Meaning of Bengali Poem Debotar Grash by Rabindranath Tagore

In the colonial days when India and especially Bengal was undergoing abuse in its adolescence into their new incarnation into modernity under the yoke of British colonial subjugation, came up a vast group of very noteworthy intellectuals [interestingly through British education], who wanted to see the modernity and western influence through getting rid of shackles of medieval superstitions of clergy led society and along-with try to define what should be the real countenance of Freedom in Indian perspective- this trend was known as Bengal Renaissance. Rabindranath Tagore – by the far the most erudite and prolific writer, performer, painter and artiste par excellence in the world, although very scantily acclaimed for long – had been the best exponent of that group.

From the yokes of old fashioned tortuous religious oppression on the people by the clergy, that had really devoured the entire population through the methods of governmentality, the people really believed in the clergy and whatever they said was the law. The society lost all their self-confidence and let everything on the fate for their living. The clergy pulled their "decisions" and dictums out of their hats in instances and situations unforeseen, anything that maintained their hold on to the people. The people considered these brats and brutes as the veritable representatives of God.

Rabindranath Tagore – the master story teller, created extreme and absurd situations to exemplify the cultural torture that determined the fate of the common people. The most haunting and terrible situation is this poem, where Rabindranath with his mastery and wizardry depicted the situation and brought out the empathy of every reader and catapulted them to protest, rejection and resistance against obscurantism, superstition and the clergy.

The story:
Every year Hindus cherish to take a bath at the confluence of the river Ganges. The journey is tortuous and arduous, people consider themselves very lucky if they can return in one piece and if they can it is like almost making it to the heaven with mortal bodies. To every Hindu, it is once in a life time achievement. A whole village under the leadership of the landlord and God-man set out for a journey, where a widow with the sole nephew in their family [ who almost considered his aunt as her mother] wanted to hop in to gain some piety-quanta. The landlord- the leader opposed but then thought to give a chance to the poor lady. The kid was very truant and hyper-energetic. Like all mothers the aunt often used to get angry and spelled doom just to put the kid calm. During the very first instance she had one such snippet of a situation where she spelled " Come on, let me dump you to the seas!" – that was a mere expression which mothers say but do not mean! But the landlord and all other co-travellers heard, they did not give much importance as they are well aware of all such admonitions in their lives and that they often give to their kids as well.

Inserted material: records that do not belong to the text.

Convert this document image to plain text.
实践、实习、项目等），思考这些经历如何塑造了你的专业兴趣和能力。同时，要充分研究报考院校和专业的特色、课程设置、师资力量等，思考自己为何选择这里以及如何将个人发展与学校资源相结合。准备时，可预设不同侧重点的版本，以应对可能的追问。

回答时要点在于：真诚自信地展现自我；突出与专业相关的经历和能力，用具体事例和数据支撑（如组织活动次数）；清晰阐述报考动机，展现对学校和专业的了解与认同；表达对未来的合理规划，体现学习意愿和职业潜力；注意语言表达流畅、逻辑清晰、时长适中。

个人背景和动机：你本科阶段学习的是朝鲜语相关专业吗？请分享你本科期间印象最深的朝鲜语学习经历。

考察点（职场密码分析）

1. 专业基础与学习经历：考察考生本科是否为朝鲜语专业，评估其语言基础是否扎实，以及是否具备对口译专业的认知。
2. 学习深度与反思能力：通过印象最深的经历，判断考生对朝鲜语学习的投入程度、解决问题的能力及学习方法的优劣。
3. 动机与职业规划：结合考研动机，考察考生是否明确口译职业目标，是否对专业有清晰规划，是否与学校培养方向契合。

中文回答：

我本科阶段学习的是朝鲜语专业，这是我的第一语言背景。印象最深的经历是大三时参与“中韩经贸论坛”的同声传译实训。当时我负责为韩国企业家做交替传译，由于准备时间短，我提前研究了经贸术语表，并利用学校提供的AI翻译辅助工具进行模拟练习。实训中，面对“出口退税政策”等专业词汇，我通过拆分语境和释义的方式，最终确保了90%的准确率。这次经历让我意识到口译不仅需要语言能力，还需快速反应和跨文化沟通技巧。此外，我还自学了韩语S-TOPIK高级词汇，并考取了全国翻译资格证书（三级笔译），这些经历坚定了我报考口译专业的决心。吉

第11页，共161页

The journey started and almost near at the fag end the usual turmoil of gusty winds and unruly waves started as a very well known atmospheric turbulence covered the whole sky in the vast ocean. The boatmen tried their best and yet could not see any improvement. The entire crew were at their wits end and looked at the landlord and priest to make out what could be spell of God, and how that can be allayed. That was the time when some one remembered that this poor lady "promised" to God that the child would be sacrificed and that promise is not being honoured. Through a long haggle and a terrible inhuman process the lady was forced to give away the kid. The kid was snatched off and dumped into the ocean.

Rabindranath’s extreme hit in poetics depicted the extremely horrendous picture where the poor kid, who had no idea of why and what is being done was drowning in the vast and turbulent and cold sea, was screaming for help. The landlord who ordered the situation also jumped in and could not find the boy. Rabindranath’s last words sent shivers down the vertebrae of the readers when he said, amidst the howls of everyone the kid’s last appearance lost and very interestingly, the deluge subsided, the waves calmed down and the Sun set! The last line was "the Sun set and never came up again" – the necessary pun actually meant the son – the kid was drowned and never came up again. The senses and humanity of the crew went down and never came up again. They all were pained to numbness and simply did not save because they believed that the God wanted the sacrifice, and that God was satisfied.

The last line was the striking point of the poet. The superstition is a killer, and the slow killing process of sacrifice is the butchering experience that took every one of the crew in creating a dual characteristic where they all were pained and all thought it to be a duty. Superstitions create an inhuman society out of mortal and conscientious humans.

Rabindranath’s fight against Hindu superstitions really raised the flag among the Bengali society, these poems and many stories from the contemporaries actually did the job of politicians – Bengal saw a new face and became by far the least superstitious society among all the provincial communities of the world.